Bu düşünceyi paylaşan her kesimin ifadesine katılıyor ve destekliyoruz. Bizler üzerlerimizin aranmasını bir ayrıcalık olarak görmüyoruz, Ancak Avukat kimliğimiz ile savunma görevimizin ifası sırasında aranmaya karşıyız. Her gün havaalanlarına girişte, toplumsal olaylarda, mağaza girişlerinde her gün yüzlerce avukat aranmaktadır. Hiç birimiz kimliğimizi ortaya koymuyoruz. Ama savunma görevinin ifası sırasında üzerimizin aranmasına karşıyız. Avukatlar yüzyıllardır hiç bir ayrıcalığı almadıkları gibi ifa ettikleri görevleri gereği başlarına gelmeyen kalmamıştır. Hiç bir avukat bir trafik ihlalinde bile "Avukat kimliğini açıklamaz, açıklayamaz" VE bilir ki hiç bir yargıç veya savcıya söylenemeyen "Siz de böyle yaparsanız" ifadesiyle karşılaşır. Bu hukuk sitesi forum alanını izleyen yargıç, savcı, hukukçu, yurttaşlar avukatların kendilerini en acımasız biçimde eleştirdiklerini, mesleğin kurum ve kurallarını tartıştıklarını izlemektedirler. Umarız ve dileriz tüm meslek grubları en az avukatlar kadar meslek kurallarını tartışır, kendilerini eleştirir, geçmişlerine, geleceklerine ve yurttaşlarına sahip çıkar, çağdaş hukuk devletine katkıda bulunmaya çalışırlar. Saygılarımla Av. Adil Giray Çelik Denizli Barosu |
23-10-2002, 16:48 | #6 |
|
Hukukun Üstünlüğü
Denizli Barosu önceki dönem başkanlarından Av. Yıldırım Aycan Cezaevine müvekkilleri ile görüşmek için gittiğinde üzerini aratmamış ve hakkında Bakanlık tarafından soruşturmaya izin verilerek kamu davası açılmış idi.

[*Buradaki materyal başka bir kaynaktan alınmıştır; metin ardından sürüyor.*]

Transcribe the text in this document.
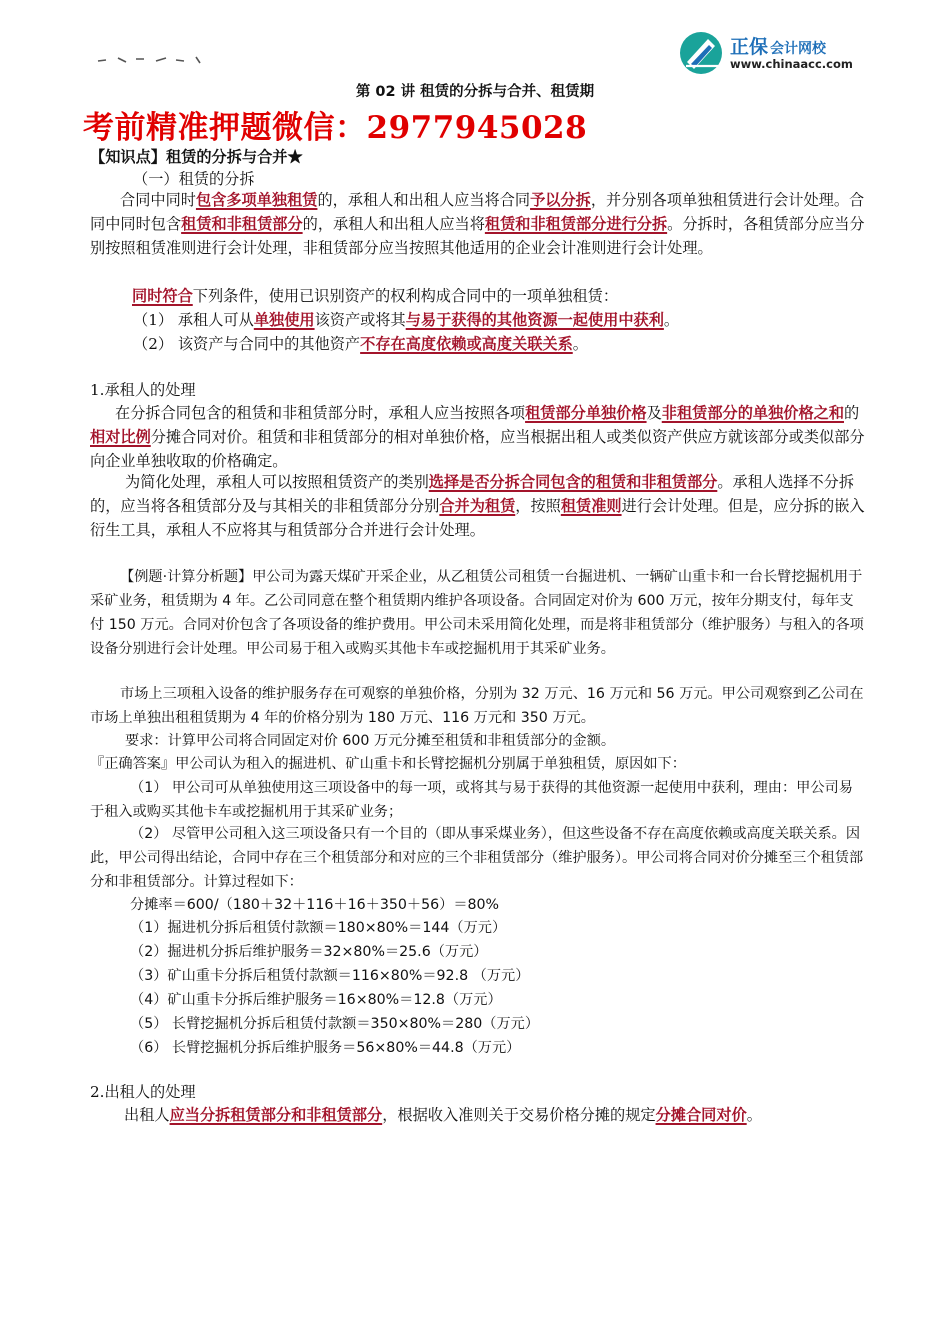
正保 会计网校
www.chinaacc.com
第 02 讲 租赁的分拆与合并、租赁期
考前精准押题微信：2977945028
【知识点】租赁的分拆与合并★
（一）租赁的分拆

合同中同时包含多项单独租赁的，承租人和出租人应当将合同予以分拆，并分别各项单独租赁进行会计处理。合同中同时包含租赁和非租赁部分的，承租人和出租人应当将租赁和非租赁部分进行分拆。分拆时，各租赁部分应当分别按照租赁准则进行会计处理，非租赁部分应当按照其他适用的企业会计准则进行会计处理。

同时符合下列条件，使用已识别资产的权利构成合同中的一项单独租赁：

（1） 承租人可从单独使用该资产或将其与易于获得的其他资源一起使用中获利。

（2） 该资产与合同中的其他资产不存在高度依赖或高度关联关系。

1.承租人的处理

在分拆合同包含的租赁和非租赁部分时，承租人应当按照各项租赁部分单独价格及非租赁部分的单独价格之和的相对比例分摊合同对价。租赁和非租赁部分的相对单独价格，应当根据出租人或类似资产供应方就该部分或类似部分向企业单独收取的价格确定。

为简化处理，承租人可以按照租赁资产的类别选择是否分拆合同包含的租赁和非租赁部分。承租人选择不分拆的，应当将各租赁部分及与其相关的非租赁部分分别合并为租赁，按照租赁准则进行会计处理。但是，应分拆的嵌入衍生工具，承租人不应将其与租赁部分合并进行会计处理。

【例题·计算分析题】甲公司为露天煤矿开采企业，从乙租赁公司租赁一台掘进机、一辆矿山重卡和一台长臂挖掘机用于采矿业务，租赁期为 4 年。乙公司同意在整个租赁期内维护各项设备。合同固定对价为 600 万元，按年分期支付，每年支付 150 万元。合同对价包含了各项设备的维护费用。甲公司未采用简化处理，而是将非租赁部分（维护服务）与租入的各项设备分别进行会计处理。甲公司易于租入或购买其他卡车或挖掘机用于其采矿业务。

市场上三项租入设备的维护服务存在可观察的单独价格，分别为 32 万元、16 万元和 56 万元。甲公司观察到乙公司在市场上单独出租租赁期为 4 年的价格分别为 180 万元、116 万元和 350 万元。

要求：计算甲公司将合同固定对价 600 万元分摊至租赁和非租赁部分的金额。

『正确答案』甲公司认为租入的掘进机、矿山重卡和长臂挖掘机分别属于单独租赁，原因如下：

（1） 甲公司可从单独使用这三项设备中的每一项，或将其与易于获得的其他资源一起使用中获利，理由：甲公司易于租入或购买其他卡车或挖掘机用于其采矿业务；

（2） 尽管甲公司租入这三项设备只有一个目的（即从事采煤业务），但这些设备不存在高度依赖或高度关联关系。因此，甲公司得出结论，合同中存在三个租赁部分和对应的三个非租赁部分（维护服务）。甲公司将合同对价分摊至三个租赁部分和非租赁部分。计算过程如下：

分摊率＝600/（180＋32＋116＋16＋350＋56）＝80%
（1）掘进机分拆后租赁付款额＝180×80%＝144（万元）
（2）掘进机分拆后维护服务＝32×80%＝25.6（万元）
（3）矿山重卡分拆后租赁付款额＝116×80%＝92.8 （万元）
（4）矿山重卡分拆后维护服务＝16×80%＝12.8（万元）
（5） 长臂挖掘机分拆后租赁付款额＝350×80%＝280（万元）
（6） 长臂挖掘机分拆后维护服务＝56×80%＝44.8（万元）
2.出租人的处理

出租人应当分拆租赁部分和非租赁部分，根据收入准则关于交易价格分摊的规定分摊合同对价。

Denizli 1. Ağır Ceza Mahkemesi, 23.10.2002 günü yapılan yargılamada, Cezaevi girişi üzerini yasa gereği aratmayan Av. Yıldırım Aycan ın beraatine karar vermiştir. Selam ve saygılarımla Av. Adil Giray Çelik Denizli Barosu |
23-10-2002, 17:03 | #7 |
|
Hayırlı olsun.
|
18-10-2003, 19:31 | #8 |
|
Teşekkür
Denizli Barosu Başkanının meslek onuru mücadelesi hakettiği değeri görmedi nedense. Medyada bu tür haberler yer almıyor bu bir yere kadar anlaşılabilir ama ne barolar ne de BArolar Birliği tarafından bu konunu çok üzerine de gidilmedi sanki .Oysa bu karar tarihi bir karar olabilirdi. BU tarihi kararın yıldönümünde Denizli Barosu Başkanının ve mücadelesine destek olan meslektaşlarımızı Avukatlık Kanunu uygulaması için verdikleri çabalar için teşekkür etmek zorunda hissediyorum kendimi.
|
19-10-2003, 12:40 | #9 | |||||||||||||||||||
|
Sayın Av. Özgür Eralp; Yukardaki ifadenize aynen katılıyorum.. Ben Samsun Barosuna kayıtlıyım.. 05.09.2001 günü bir meslektaşımız, haciz için gittiği bir mağazada vurularak öldürüldü.. Sanık Türkiyenin önde gelen bir taşımacılık firmasının yardımıyla uzun süre kaçtı ve sonuçta Samsun Barosunun girişimleri ve Samsun Emniyet Müdürünün çabaları sonucu yakalandı.. Olayla ilgili dava geçtiğimiz günlerde sonuçlandı ve sanık hakkında bir yılı hücre hapsi olmak üzere müebbet hapis cezası verildi.. Savcı mütalaasında TCK 51/1 in uygulanması talep etti, mahkemece 59. madde uygulanarak hüküm kuruldu.. Oysa olayda bu maddelerin uygulanmasını gerektirir hiçbir şey yoktu.. Mahkemenin kararına saygılıyız ancak uygulama acımızın hafiflemesine engel oldu.. Bu mahkemenin tutumu.. Peki ya medya.. Medyanın duyarsızlığının üstüne gitmeyen Barolar Birliği.. Baromuz tarafından basına ve meslektaşlara bilgi verme amacıyla düzenlenen toplantıda konu tekrar ele alındı ve davayı takip eden eski Baro Başkanımızın mahkemede söylediği; "Bu davanın sonucunu Türkiye'deki 35000 avukat bekliyor" ifadesi özellikle vurgulandı.. Ne yazık ki bu katliamın haberi yerel basında bir satırla geçti, ulusal basın zaten toplantıya bile tenezzül edip gelmemişti.. Bir avukatın görevini yaparken katledilmesinin,bir mankenin gözleri tavanda merdivenden inerken yuvarlanması kadar haber değeri yokmu.. Bu olayın haber olmasını Ankara'da ikamet eden Barolar Birliğinin sağlaması gerekmiyor mu idi.. İşte maalesef sayın Eralp, bir avukatın ölümünün bile yeterince ve gerektiği gibi yer almadığı basında, Denizli Baro Başkanının başına gelenin yer almaması ne yazık ki olağan sayılıyor ve Barolar Birliğimizi o kadar da ilgilendirmiyor.. MAALESEF.. Saygılarımla.. |
10-11-2003, 19:22 | #10 |
|
yeniden ....
Merhaba arkadaşlar ...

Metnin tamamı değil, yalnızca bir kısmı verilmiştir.